Kaidah al-muhafadlotu alal qodimi shalih wal akhdu bil jadidil aslah (melestarikan budaya lama yang baik dan mengambil budaya baru yang lebih baik) akan menjadi tonggak dasar konsistensi (istiqomah) mempertahankan identitas hazanah pesantren, inklusif, toleran (tawazun) atas perubahan dan perkembangan masyarakat yang plural dan bergerak bebas. Lain lagi bila kaidah itu dibalik menjadi al-akhdu biljadidil aslah walmuhafadlotu alalqodi assolih tentu yang terjadi akan lain yaitu invasi yang rakus, makmak-mekmek, kokomoeun.

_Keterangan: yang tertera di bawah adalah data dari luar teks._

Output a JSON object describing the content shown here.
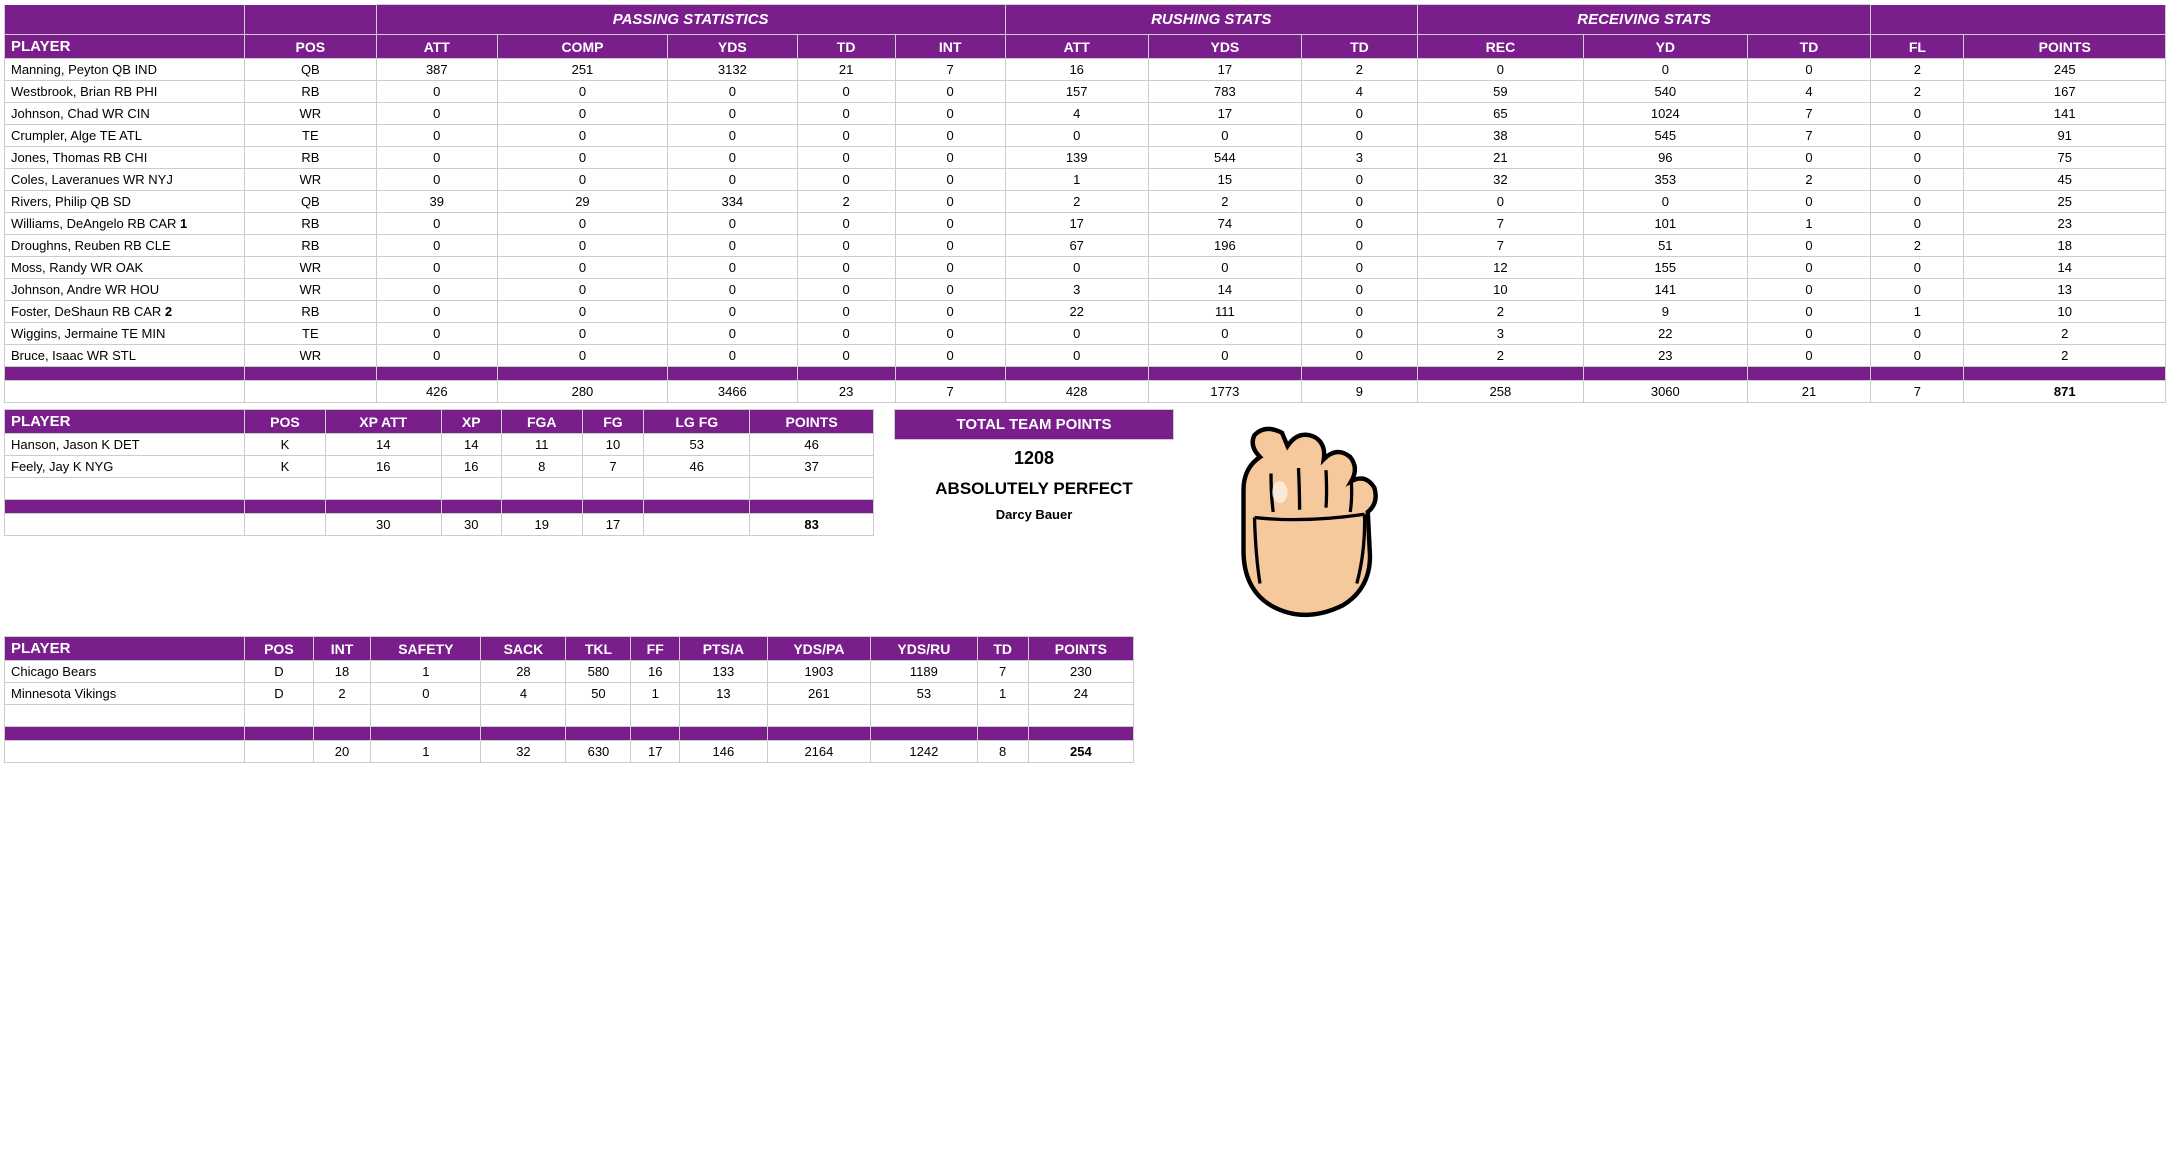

Menurut papagon [falsafah] Sunda diistilahkan dengan moro julang ngaleupaskeun peusing- lamun teu kamerekaan nya kalaparan.

Kedua, memiliki kemampuan ngangon (daya gembala), ngemong, dan merangkul, membimbing serta mensejahterakan masyarakat dari semua kalangan, semua warna, semua level dengan penuh kasih sayang. Kita sering dihadapkan dengan pemimpin yang menekan, menakutnakuti dengan berdalih konstitusi, ayat suci-lah, sunnah rasul-lah dll yang berujung menodai, merampas, membinasakan hak dan martabat yang lain. Munculnya masyarakat bringas gaya Arab wahabisme yang selalau melegitimasi kecongkakannya atas nama Tuhan merupakan bagian dari proses reduksi keislaman, tentunya pimpinan pesantren yang cakap meluruskannya. Keluasan intelektual, moral dan spiritual melalui penguasaan teks, sejarah dan tafsir kontekstual mesti dimiliki pesantren.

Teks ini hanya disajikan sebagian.